Darren gave no response, reverting completely to his vegetative performance.

"Let's get you back to your suite," she said kindly, taking control of his wheelchair. "Your wife might come visit you today."

As they left, I remained frozen in the closet, afraid to breathe until I was certain they were gone. When I finally emerged, my legs nearly buckled beneath me.

The reality of my situation crashed down like an avalanche. I was married to a man who had been stalking me for years, who was faking his medical condition, who had orchestrated this entire scenario to... what? Possess me? Control me?

I had to get to that diary again. Had to know what he'd just written.

The drawer was locked, but the key to understanding my husband's true intentions lay inside. I searched the desk for anything that might help me pick the lock.

A letter opener in the top drawer looked promising. After several minutes of careful maneuvering, I heard the satisfying click of the lock giving way.

The diary lay inside, its leather cover somehow more menacing now that I understood what it contained. With trembling fingers, I opened it to the last entry—the one Darren had just written.

*She's been here. Touched my things. Read these pages. I can smell her perfume in the air. Curious little wife, already breaking rules she doesn't know exist.*

*I wonder what she thinks now that she's seen the truth. Is she frightened? Angry? Both, I imagine. Both is good. Emotion is better than indifference.*

*The doctors warn her brother's condition has complications. The standard treatment won't be enough. How fortunate that I've already arranged alternatives. Will she be grateful when she understands what I've done? Or will she resent the debt she can never repay?*

*Either way, she won't leave. Not when Jacob's life hangs in the balance. And if she tries...*

The entry ended there, the threat unfinished but unmistakable.

My phone buzzed with a text message from an unknown number:

*"The diary belongs on the left side of the desk, Mrs. Allen. And my pen goes in the second drawer, not the first. We'll discuss your invasion of privacy over dinner tonight. 8 PM. Wear the blue dress."*

I dropped the phone like it had burned me, looking wildly around the room. There were no visible cameras, but clearly, I was being watched.

As if to confirm my suspicions, another text arrived:

*"Yes, Vanessa. I see everything."*

I fled the study, racing down the stairs and through my closet, not stopping until I reached the main hallway. A maid gave me a curious look as I passed, my face surely betraying my panic.

"Are you unwell, Mrs.
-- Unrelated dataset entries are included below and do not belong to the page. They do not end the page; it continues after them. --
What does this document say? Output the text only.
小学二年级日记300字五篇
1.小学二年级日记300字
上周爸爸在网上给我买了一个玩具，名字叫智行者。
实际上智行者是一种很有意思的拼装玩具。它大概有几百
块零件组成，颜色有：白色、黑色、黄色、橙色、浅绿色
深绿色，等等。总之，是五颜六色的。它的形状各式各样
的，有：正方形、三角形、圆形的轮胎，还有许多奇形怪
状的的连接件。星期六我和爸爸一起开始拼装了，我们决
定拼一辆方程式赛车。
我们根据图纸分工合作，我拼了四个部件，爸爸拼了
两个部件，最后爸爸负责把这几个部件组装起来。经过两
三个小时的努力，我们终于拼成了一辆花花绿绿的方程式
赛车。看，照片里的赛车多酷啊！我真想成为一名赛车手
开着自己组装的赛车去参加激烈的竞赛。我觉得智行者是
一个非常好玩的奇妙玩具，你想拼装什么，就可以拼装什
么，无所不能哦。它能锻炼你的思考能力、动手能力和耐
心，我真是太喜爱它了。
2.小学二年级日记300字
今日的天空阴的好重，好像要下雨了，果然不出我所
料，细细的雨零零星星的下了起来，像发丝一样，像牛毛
Allen?"

"I'm fine," I lied automatically. "Just... late for an appointment."

I had no appointment, nowhere to go, no escape from this gilded prison. Jacob's treatment depended on my staying. And now I knew that his condition was worse than I'd been told—that Darren had deliberately withheld information about complications to ensure my continued compliance.

The rest of the day passed in a blur of anxiety. I considered running, but where would I go? How would Jacob get his treatment without the Allen fortune backing it? And what would Darren do if I tried to leave?

By evening, a kind of resigned determination had replaced my panic. I would confront him. Demand answers. Find out exactly what game he was playing.

At 7:55 PM, I stood before the mirror in my room, wearing the blue dress that had appeared in my closet that afternoon—a custom Valentino that fit as if made specifically for me. It probably had been.

At precisely 8 PM, there was a knock at my door. A butler stood waiting to escort me to dinner.

The dining room was transformed—candles everywhere, fresh flowers (not roses, I noted), and an intimate table set for two by the window overlooking the ocean. Classical music played softly in the background.

And at the head of the table, Darren waited in his wheelchair, still maintaining his facade of disability despite what I now knew.

The butler seated me across from my husband, then discreetly withdrew, leaving us alone.

For several long moments, we simply stared at each other—me openly hostile, him with that same blank expression I now recognized as carefully crafted deception.

Finally, I broke the silence.

"So," I said, my voice steadier than I expected, "shall we drop the pretense now, Darren? Or do you plan to keep up this charade all through dinner?"